Session: Developmental Biology/Cardiac & Pulmonary Development
185 - Role of Amphiregulin in Human Lung Development
Friday, April 25, 2025
5:30pm - 7:45pm HST
Publication Number: 185.6330
Daisy L. Reinoso, The Mount Sinai Kravis Children's Hospital, new York, NY, United States; Phoebe May, Icahn School of Medicine at Mount Sinai, New York, NY, United States; Susan Kim, The Mount Sinai Kravis Children's Hospital, New York, NY, United States; Min-Chi Yang, Icahn School of Medicine at Mount Sinai, New York, NY, United States; Jaden J. A.. Hastings, Icahn School of Medicine at Mount Sinai, New York, NY, United States; Ya-Wen Chen, Icahn School of Medicine at Mount Sinai, New York, NY, United States; Caterina Tiozzo, Icahn Schol of Medicine at Mount Sinai, New York, NY, United States
Pediatric Resident Mount Sinai New York, New York, United States
Background: Amphiregulin (AREG), an epidermal growth factor receptor (EGFR) ligand, is implicated in lung pathologies, including bronchopulmonary dysplasia (BPD). While various cell types, such as endothelial, epithelial, and mesenchymal cells in adult human lungs, are reported to synthesize AREG, its role in human lung development remains largely unknown. Objective: To elucidate AREG's expression level in human lung development using lung organoids and fetal lung samples. Design/Methods: To investigate AREG's role in lung development, we used human pluripotent stem cell (hPSC)-derived lung organoids (hPSC-LOs) that mimic human lung development and then validated our findings using human fetal lung samples. hPSC-LOs were generated and samples were harvested from day 4 to day 80 of differentiation, representing gastrulation up to the second trimester, and subjected for single-cell RNA sequencing using 10X platform. Fetal human lung samples (14 to 23 weeks of gestational age (GA) were obtained from the Developmental Origins of Health and Disease Biorepository at Icahn School of Medicine at Mount Sinai. Frozen lung samples were weighed, grounded under chilled conditions, and lysed in an ice-cold RIPA buffer. The homogenate was agitated at 4°C for 2 hours and centrifuged at 13,000g for 20 minutes to separate cellular debris. Supernatants were harvested and total protein levels measured using Bicinchoninic Acid protein assay. Equal protein amounts were used to measure AREG levels with enzyme-linked immunosorbent assay. Samples were grouped by two/three-week GA increments. A nomogram of AREG expression levels across lung developmental stages was created. Results: AREG mRNA levels in hPSC-LOs significantly rose starting at day 40 aligning with the onset of vasculogenesis in the human lung during early second trimester (Fig.1 panel A). We further validated our results using human fetal samples. As expected, AREG levels were significantly upregulated in human fetal lungs after 15-week GA. (Fig.1 panel B).

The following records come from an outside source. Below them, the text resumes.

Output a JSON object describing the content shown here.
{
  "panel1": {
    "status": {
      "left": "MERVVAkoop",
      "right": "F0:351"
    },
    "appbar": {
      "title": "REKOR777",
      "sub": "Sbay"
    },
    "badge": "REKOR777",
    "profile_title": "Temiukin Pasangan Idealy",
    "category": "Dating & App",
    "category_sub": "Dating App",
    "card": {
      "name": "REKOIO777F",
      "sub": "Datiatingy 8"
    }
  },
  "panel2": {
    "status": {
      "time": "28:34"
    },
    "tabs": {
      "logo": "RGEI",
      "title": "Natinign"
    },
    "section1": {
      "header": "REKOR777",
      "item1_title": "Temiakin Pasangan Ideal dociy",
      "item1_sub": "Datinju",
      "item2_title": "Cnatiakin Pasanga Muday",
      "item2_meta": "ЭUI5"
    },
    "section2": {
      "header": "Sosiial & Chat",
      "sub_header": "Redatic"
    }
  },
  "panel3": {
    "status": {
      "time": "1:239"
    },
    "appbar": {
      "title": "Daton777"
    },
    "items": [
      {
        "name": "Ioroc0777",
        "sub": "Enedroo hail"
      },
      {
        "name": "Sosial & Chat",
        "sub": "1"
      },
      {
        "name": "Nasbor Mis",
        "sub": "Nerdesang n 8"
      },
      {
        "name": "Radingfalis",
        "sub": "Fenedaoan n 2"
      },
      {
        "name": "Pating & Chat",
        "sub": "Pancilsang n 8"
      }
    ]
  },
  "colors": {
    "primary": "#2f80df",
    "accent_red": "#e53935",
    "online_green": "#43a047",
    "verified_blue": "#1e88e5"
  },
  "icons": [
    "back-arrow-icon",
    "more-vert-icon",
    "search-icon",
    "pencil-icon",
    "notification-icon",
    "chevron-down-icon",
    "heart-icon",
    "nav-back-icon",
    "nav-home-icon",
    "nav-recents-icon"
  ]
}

Conclusion(s): The increasing levels of AREG in hPSC-LOs and fetal lung tissue after the second trimester suggest its potential role in lung vascular development. We are currently expanding the sample size in each group to five fetal human samples to further validate our findings and assess AREG levels in fetal human samples from the first trimester (GA 6 to 13 weeks). Additionally, we will use immunofluorescence to colocalize AREG and EGFR antibodies with markers for vascular as well as proximal and distal epithelial/mesenchymal lung cells. This will identify both the cells that produce AREG and those targeted by its action.
Panel A. AREG Expression in Lung Organoids Panel B. AREG level during fetal human lung development AREG tables.pdfPanel A: AREG expression at different time points during lung differentiation of hPSCs lung organoids. D= days Panel B: AREG expression in Human fetal lung samples at different gestational age. n=3 per group. *p < 0.05.